Discussion in 'Beef' started by brianj517, Feb 20, 2006.

  1. brianj517

    brianj517 Master of the Pit OTBS Member SMF Premier Member

    I am considering smoking a full packer brisket this weekend just because I haven't done anything "beef" in a while. Here's my dilemna; Jeff's Naked Rib Rub has been my "go to" recipe whenever I do spare ribs or pork shoulders. I feel that the blend of flavor and spice is perfectly suited for pork, but, for me at least, it doesn't work quite as well on beef.

    I have experimented here and there, but I haven't hit one out of the park yet. I am very confident in my abilities as far as time and temps to achieve the most tender result (i.e. Buddah), so my mission, now, is to find the perfect flavor. With beef, I tend to favor a rub that has a stronger influence from herbs and garlic than what is found in most pork rubs.

    So, how about it guys & gals, any ideas? Any and all suggestions will be most appreciated.

    Cheers,
    Brian
     
  2. scott in kc

    scott in kc Meat Mopper OTBS Member

    Brian,

    The one important detail on a brisket rub is the sugar content, both qty and type of sugar. A lot of "TX Brisket Rubs" will have no sugar, I believe this to be a mistake. Some sugar content is essential to developing a crusty bark that late in the cook will help keep juices in the brisket from cooking out.
    Turbinado sugar works best for this. It withstands sustained heat without scorching and tasting bitter much better than white or brown sugars.

    A basic mixture of 1/3 kosher salt, 1/3 turbinado and 1/3 spice powders and herbs will get you started.
    I gave up on DIY rubs about a year ago so I don't really have recipe to give you chapter and verse but maybe this will help a little.
     
  3. brianj517

    brianj517 Master of the Pit OTBS Member SMF Premier Member

    Thanks for the reply, Scott.

    I learned long ago the benefits of using turbinado sugar and kosher or sea salt in all my rubs. I agree that the difference is well worth the effort and any extra expense.

    The main reason that I make my own rubs is that I mix each batch as I need it, using the freshest ingredients, just before each smoke and thereby avoid the need for any preservative chemicals found in commercial brands. This also allows me to adjust the sodium levels whenever my wife starts in on me about my blood pressure. :roll:

    Cheers,
    Brian
     
  4. I'd like to "bump" this thread...let's hear the best brisket rubs out the fellas...
     
  5. The best rub I've found is the one I made the time before.  It's not an easy call.  I love a bit of heat in my rub, so that it bites me back a bit.  I also like the crispy bark, so I add a great deal of white and light brown sugar.

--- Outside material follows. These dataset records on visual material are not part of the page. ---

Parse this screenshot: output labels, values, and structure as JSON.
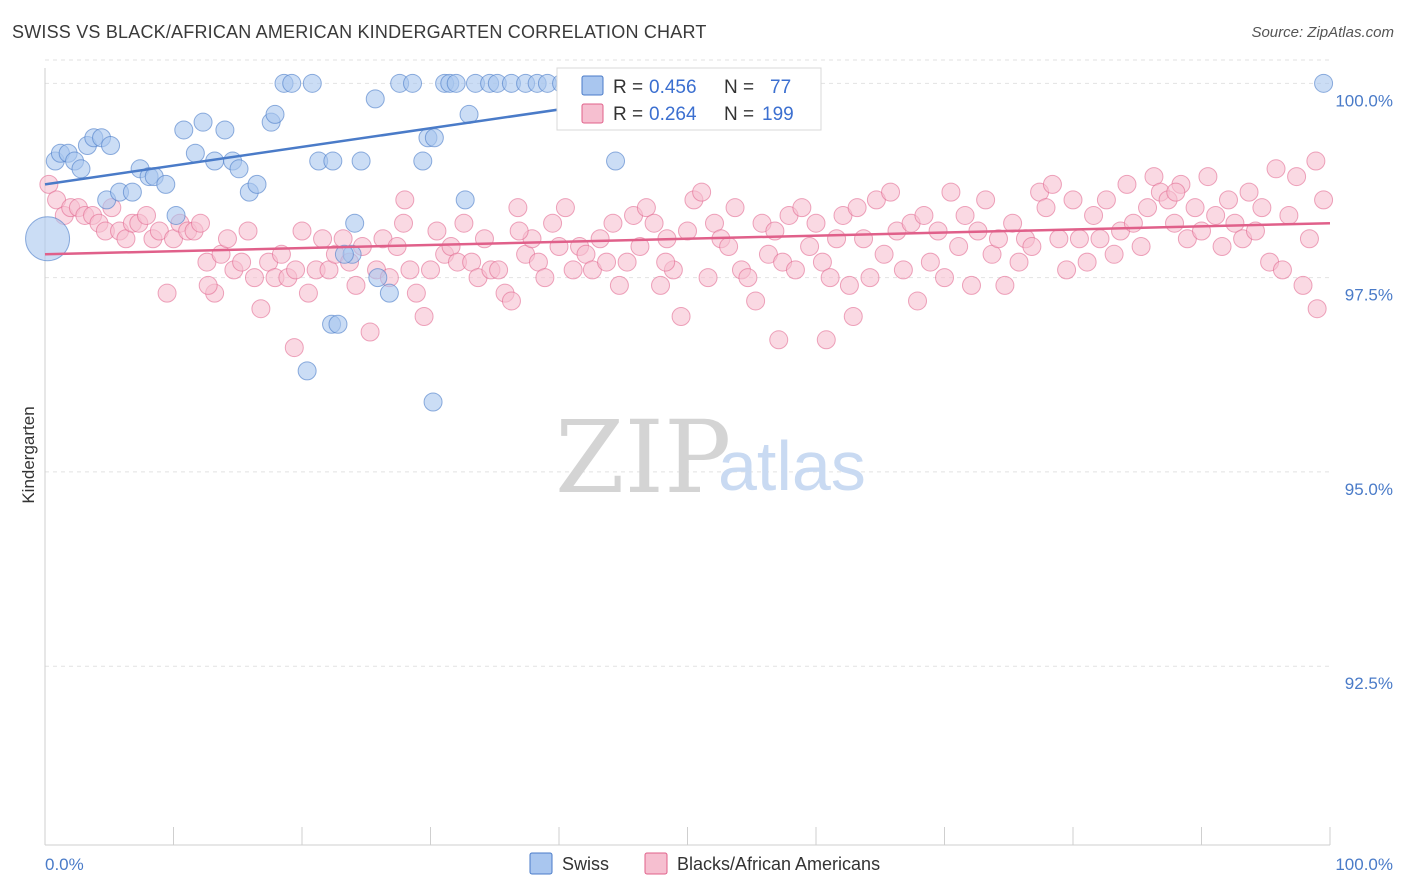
{
  "header": {
    "title": "SWISS VS BLACK/AFRICAN AMERICAN KINDERGARTEN CORRELATION CHART",
    "source": "Source: ZipAtlas.com"
  },
  "watermark": {
    "zip": "ZIP",
    "atlas": "atlas"
  },
  "legend": {
    "swiss": {
      "r_label": "R = ",
      "r_value": "0.456",
      "n_label": "N = ",
      "n_value": "77"
    },
    "black": {
      "r_label": "R = ",
      "r_value": "0.264",
      "n_label": "N = ",
      "n_value": "199"
    }
  },
  "bottom_legend": [
    "Swiss",
    "Blacks/African Americans"
  ],
  "chart_data": {
    "type": "scatter",
    "title": "SWISS VS BLACK/AFRICAN AMERICAN KINDERGARTEN CORRELATION CHART",
    "xlabel": "",
    "ylabel": "Kindergarten",
    "xlim": [
      0,
      100
    ],
    "ylim": [
      90.2,
      100.3
    ],
    "x_tick_labels": [
      "0.0%",
      "100.0%"
    ],
    "y_ticks": [
      100.0,
      97.5,
      95.0,
      92.5
    ],
    "y_tick_labels": [
      "100.0%",
      "97.5%",
      "95.0%",
      "92.5%"
    ],
    "grid": true,
    "colors": {
      "swiss": "#4a7bc8",
      "black": "#e0608a",
      "swiss_fill": "#a9c6ef",
      "black_fill": "#f6bfd0"
    },
    "series": [
      {
        "name": "Swiss",
        "trend": {
          "x": [
            0,
            54
          ],
          "y": [
            98.7,
            100.0
          ]
        },
        "points": [
          [
            0.8,
            99.0
          ],
          [
            1.2,
            99.1
          ],
          [
            1.8,
            99.1
          ],
          [
            2.3,
            99.0
          ],
          [
            2.8,
            98.9
          ],
          [
            3.3,
            99.2
          ],
          [
            3.8,
            99.3
          ],
          [
            4.4,
            99.3
          ],
          [
            5.1,
            99.2
          ],
          [
            4.8,
            98.5
          ],
          [
            5.8,
            98.6
          ],
          [
            6.8,
            98.6
          ],
          [
            7.4,
            98.9
          ],
          [
            8.1,
            98.8
          ],
          [
            8.5,
            98.8
          ],
          [
            9.4,
            98.7
          ],
          [
            10.8,
            99.4
          ],
          [
            11.7,
            99.1
          ],
          [
            10.2,
            98.3
          ],
          [
            12.3,
            99.5
          ],
          [
            13.2,
            99.0
          ],
          [
            14.0,
            99.4
          ],
          [
            14.6,
            99.0
          ],
          [
            15.1,
            98.9
          ],
          [
            15.9,
            98.6
          ],
          [
            16.5,
            98.7
          ],
          [
            17.6,
            99.5
          ],
          [
            17.9,
            99.6
          ],
          [
            18.6,
            100.0
          ],
          [
            19.2,
            100.0
          ],
          [
            20.8,
            100.0
          ],
          [
            21.3,
            99.0
          ],
          [
            22.4,
            99.0
          ],
          [
            24.1,
            98.2
          ],
          [
            23.9,
            97.8
          ],
          [
            23.3,
            97.8
          ],
          [
            22.3,
            96.9
          ],
          [
            20.4,
            96.3
          ],
          [
            24.6,
            99.0
          ],
          [
            25.7,
            99.8
          ],
          [
            25.9,
            97.5
          ],
          [
            26.8,
            97.3
          ],
          [
            27.6,
            100.0
          ],
          [
            28.6,
            100.0
          ],
          [
            29.4,
            99.0
          ],
          [
            29.8,
            99.3
          ],
          [
            30.3,
            99.3
          ],
          [
            31.1,
            100.0
          ],
          [
            31.5,
            100.0
          ],
          [
            32.0,
            100.0
          ],
          [
            32.7,
            98.5
          ],
          [
            33.5,
            100.0
          ],
          [
            34.6,
            100.0
          ],
          [
            35.2,
            100.0
          ],
          [
            36.3,
            100.0
          ],
          [
            37.4,
            100.0
          ],
          [
            38.3,
            100.0
          ],
          [
            39.1,
            100.0
          ],
          [
            40.2,
            100.0
          ],
          [
            41.2,
            100.0
          ],
          [
            42.0,
            100.0
          ],
          [
            43.1,
            100.0
          ],
          [
            44.4,
            99.0
          ],
          [
            45.2,
            100.0
          ],
          [
            46.3,
            100.0
          ],
          [
            47.6,
            100.0
          ],
          [
            49.3,
            100.0
          ],
          [
            51.2,
            100.0
          ],
          [
            52.6,
            100.0
          ],
          [
            53.4,
            100.0
          ],
          [
            54.0,
            100.0
          ],
          [
            30.2,
            95.9
          ],
          [
            22.8,
            96.9
          ],
          [
            44.9,
            100.0
          ],
          [
            33.0,
            99.6
          ],
          [
            0.2,
            98.0
          ],
          [
            99.5,
            100.0
          ]
        ]
      },
      {
        "name": "Blacks/African Americans",
        "trend": {
          "x": [
            0,
            100
          ],
          "y": [
            97.8,
            98.2
          ]
        },
        "points": [
          [
            0.3,
            98.7
          ],
          [
            0.9,
            98.5
          ],
          [
            1.5,
            98.3
          ],
          [
            2.0,
            98.4
          ],
          [
            2.6,
            98.4
          ],
          [
            3.1,
            98.3
          ],
          [
            3.7,
            98.3
          ],
          [
            4.2,
            98.2
          ],
          [
            4.7,
            98.1
          ],
          [
            5.2,
            98.4
          ],
          [
            5.8,
            98.1
          ],
          [
            6.3,
            98.0
          ],
          [
            6.8,
            98.2
          ],
          [
            7.3,
            98.2
          ],
          [
            7.9,
            98.3
          ],
          [
            8.4,
            98.0
          ],
          [
            8.9,
            98.1
          ],
          [
            9.5,
            97.3
          ],
          [
            10.0,
            98.0
          ],
          [
            10.5,
            98.2
          ],
          [
            11.1,
            98.1
          ],
          [
            11.6,
            98.1
          ],
          [
            12.1,
            98.2
          ],
          [
            12.6,
            97.7
          ],
          [
            13.2,
            97.3
          ],
          [
            13.7,
            97.8
          ],
          [
            14.2,
            98.0
          ],
          [
            14.7,
            97.6
          ],
          [
            15.3,
            97.7
          ],
          [
            15.8,
            98.1
          ],
          [
            16.3,
            97.5
          ],
          [
            16.8,
            97.1
          ],
          [
            17.4,
            97.7
          ],
          [
            17.9,
            97.5
          ],
          [
            18.4,
            97.8
          ],
          [
            18.9,
            97.5
          ],
          [
            19.5,
            97.6
          ],
          [
            20.0,
            98.1
          ],
          [
            20.5,
            97.3
          ],
          [
            21.1,
            97.6
          ],
          [
            21.6,
            98.0
          ],
          [
            22.1,
            97.6
          ],
          [
            22.6,
            97.8
          ],
          [
            23.2,
            98.0
          ],
          [
            23.7,
            97.7
          ],
          [
            24.2,
            97.4
          ],
          [
            24.7,
            97.9
          ],
          [
            25.3,
            96.8
          ],
          [
            25.8,
            97.6
          ],
          [
            26.3,
            98.0
          ],
          [
            26.8,
            97.5
          ],
          [
            27.4,
            97.9
          ],
          [
            27.9,
            98.2
          ],
          [
            28.4,
            97.6
          ],
          [
            28.9,
            97.3
          ],
          [
            29.5,
            97.0
          ],
          [
            30.0,
            97.6
          ],
          [
            30.5,
            98.1
          ],
          [
            31.1,
            97.8
          ],
          [
            31.6,
            97.9
          ],
          [
            32.1,
            97.7
          ],
          [
            32.6,
            98.2
          ],
          [
            33.2,
            97.7
          ],
          [
            33.7,
            97.5
          ],
          [
            34.2,
            98.0
          ],
          [
            34.7,
            97.6
          ],
          [
            35.3,
            97.6
          ],
          [
            35.8,
            97.3
          ],
          [
            36.3,
            97.2
          ],
          [
            36.8,
            98.4
          ],
          [
            37.4,
            97.8
          ],
          [
            37.9,
            98.0
          ],
          [
            38.4,
            97.7
          ],
          [
            38.9,
            97.5
          ],
          [
            39.5,
            98.2
          ],
          [
            40.0,
            97.9
          ],
          [
            40.5,
            98.4
          ],
          [
            41.1,
            97.6
          ],
          [
            41.6,
            97.9
          ],
          [
            42.1,
            97.8
          ],
          [
            42.6,
            97.6
          ],
          [
            43.2,
            98.0
          ],
          [
            43.7,
            97.7
          ],
          [
            44.2,
            98.2
          ],
          [
            44.7,
            97.4
          ],
          [
            45.3,
            97.7
          ],
          [
            45.8,
            98.3
          ],
          [
            46.3,
            97.9
          ],
          [
            46.8,
            98.4
          ],
          [
            47.4,
            98.2
          ],
          [
            47.9,
            97.4
          ],
          [
            48.4,
            98.0
          ],
          [
            48.9,
            97.6
          ],
          [
            49.5,
            97.0
          ],
          [
            50.0,
            98.1
          ],
          [
            50.5,
            98.5
          ],
          [
            51.1,
            98.6
          ],
          [
            51.6,
            97.5
          ],
          [
            52.1,
            98.2
          ],
          [
            52.6,
            98.0
          ],
          [
            53.2,
            97.9
          ],
          [
            53.7,
            98.4
          ],
          [
            54.2,
            97.6
          ],
          [
            54.7,
            97.5
          ],
          [
            55.3,
            97.2
          ],
          [
            55.8,
            98.2
          ],
          [
            56.3,
            97.8
          ],
          [
            56.8,
            98.1
          ],
          [
            57.4,
            97.7
          ],
          [
            57.9,
            98.3
          ],
          [
            58.4,
            97.6
          ],
          [
            58.9,
            98.4
          ],
          [
            59.5,
            97.9
          ],
          [
            60.0,
            98.2
          ],
          [
            60.5,
            97.7
          ],
          [
            61.1,
            97.5
          ],
          [
            61.6,
            98.0
          ],
          [
            62.1,
            98.3
          ],
          [
            62.6,
            97.4
          ],
          [
            63.2,
            98.4
          ],
          [
            63.7,
            98.0
          ],
          [
            64.2,
            97.5
          ],
          [
            64.7,
            98.5
          ],
          [
            65.3,
            97.8
          ],
          [
            65.8,
            98.6
          ],
          [
            66.3,
            98.1
          ],
          [
            66.8,
            97.6
          ],
          [
            67.4,
            98.2
          ],
          [
            67.9,
            97.2
          ],
          [
            68.4,
            98.3
          ],
          [
            68.9,
            97.7
          ],
          [
            69.5,
            98.1
          ],
          [
            70.0,
            97.5
          ],
          [
            70.5,
            98.6
          ],
          [
            71.1,
            97.9
          ],
          [
            71.6,
            98.3
          ],
          [
            72.1,
            97.4
          ],
          [
            72.6,
            98.1
          ],
          [
            73.2,
            98.5
          ],
          [
            73.7,
            97.8
          ],
          [
            74.2,
            98.0
          ],
          [
            74.7,
            97.4
          ],
          [
            75.3,
            98.2
          ],
          [
            75.8,
            97.7
          ],
          [
            76.3,
            98.0
          ],
          [
            76.8,
            97.9
          ],
          [
            77.4,
            98.6
          ],
          [
            77.9,
            98.4
          ],
          [
            78.4,
            98.7
          ],
          [
            78.9,
            98.0
          ],
          [
            79.5,
            97.6
          ],
          [
            80.0,
            98.5
          ],
          [
            80.5,
            98.0
          ],
          [
            81.1,
            97.7
          ],
          [
            81.6,
            98.3
          ],
          [
            82.1,
            98.0
          ],
          [
            82.6,
            98.5
          ],
          [
            83.2,
            97.8
          ],
          [
            83.7,
            98.1
          ],
          [
            84.2,
            98.7
          ],
          [
            84.7,
            98.2
          ],
          [
            85.3,
            97.9
          ],
          [
            85.8,
            98.4
          ],
          [
            86.3,
            98.8
          ],
          [
            86.8,
            98.6
          ],
          [
            87.4,
            98.5
          ],
          [
            87.9,
            98.2
          ],
          [
            88.4,
            98.7
          ],
          [
            88.9,
            98.0
          ],
          [
            89.5,
            98.4
          ],
          [
            90.0,
            98.1
          ],
          [
            90.5,
            98.8
          ],
          [
            91.1,
            98.3
          ],
          [
            91.6,
            97.9
          ],
          [
            92.1,
            98.5
          ],
          [
            92.6,
            98.2
          ],
          [
            93.2,
            98.0
          ],
          [
            93.7,
            98.6
          ],
          [
            94.2,
            98.1
          ],
          [
            94.7,
            98.4
          ],
          [
            95.3,
            97.7
          ],
          [
            95.8,
            98.9
          ],
          [
            96.3,
            97.6
          ],
          [
            96.8,
            98.3
          ],
          [
            97.4,
            98.8
          ],
          [
            97.9,
            97.4
          ],
          [
            98.4,
            98.0
          ],
          [
            98.9,
            99.0
          ],
          [
            99.5,
            98.5
          ],
          [
            99.0,
            97.1
          ],
          [
            19.4,
            96.6
          ],
          [
            60.8,
            96.7
          ],
          [
            62.9,
            97.0
          ],
          [
            36.9,
            98.1
          ],
          [
            48.3,
            97.7
          ],
          [
            28.0,
            98.5
          ],
          [
            57.1,
            96.7
          ],
          [
            88.0,
            98.6
          ],
          [
            12.7,
            97.4
          ]
        ]
      }
    ]
  }
}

    But here you go.  The best rubs for brisket . . . . http://bbq.about.com/od/brisketrubrecipes/tp/Top-10-Brisket-Rub-Recipes.htm
     
  6. shooterrick

    shooterrick Master of the Pit Group Lead OTBS Member SMF Premier Member

    Wow.  I see this type of question asked alot my friend.  It is very difficult to answere because taste to a large degree is so subjective.  What I like you may not.  Just experiment and try several and maybe then modify to your likeing.  Best  advise I can give on this one.   You are correct to go bolder on beef than on pork or poultry IMO.   

    All this said this is what I do.  I use my Shooters KC rib rub and mix it with beef broth for an injection.  I rub down night before and then give it a second good dusting before going to the smoker the next morning to add more zing.  My rub is posted somewhere here on the forum under rubs and sauces.  Let me look.. http://www.smokingmeatforums.com/t/82387/shooters-kc-rib-rub-by-request#post_363818
     
    Last edited: Mar 18, 2012
  7. smokin vegas

    smokin vegas Smoking Fanatic

    My last beef my brined the meat for 3 days with salt water and garlic  then just used cracked black pepper corns 1 tablespoon and 3 tablespoons mesquite seasoning on the meat. Seems like I use something different every time.
     
  8. I agree...the last one is the best...and tastes do differ.  Here's what I used for my St Pat's Day 6.5 # brisky.  I woke up and started a fire at 0530 and put the brisky on the WSM at 0600, let the temps stabilize, and left to play golf at 0900.  Came back at 1600 and enjoyed 185* epicurian delight at 1630.

    2 Tablespoons kosher salt

    1 Tablespoon turbinado sugar

    2 teaspoons paprika

    1 teaspoon granulated garlic

    1 teaspoon oregano leaves (dried)

    1 teaspoons coarse black pepper (use fresh cracked pepper)

    1/2 teaspoon cayenne pepper

    1/2 teaspoon ground cumin
     
  9. That's a very agreeable recipe.  Thanks for sharing. 

    Ron
     
     
  10. parrot-head

    parrot-head Meat Mopper

    Stupid ?, but is that rub recipe in those amounts enough to do a brisket?

    Doesn't seem like there's much there in total volume.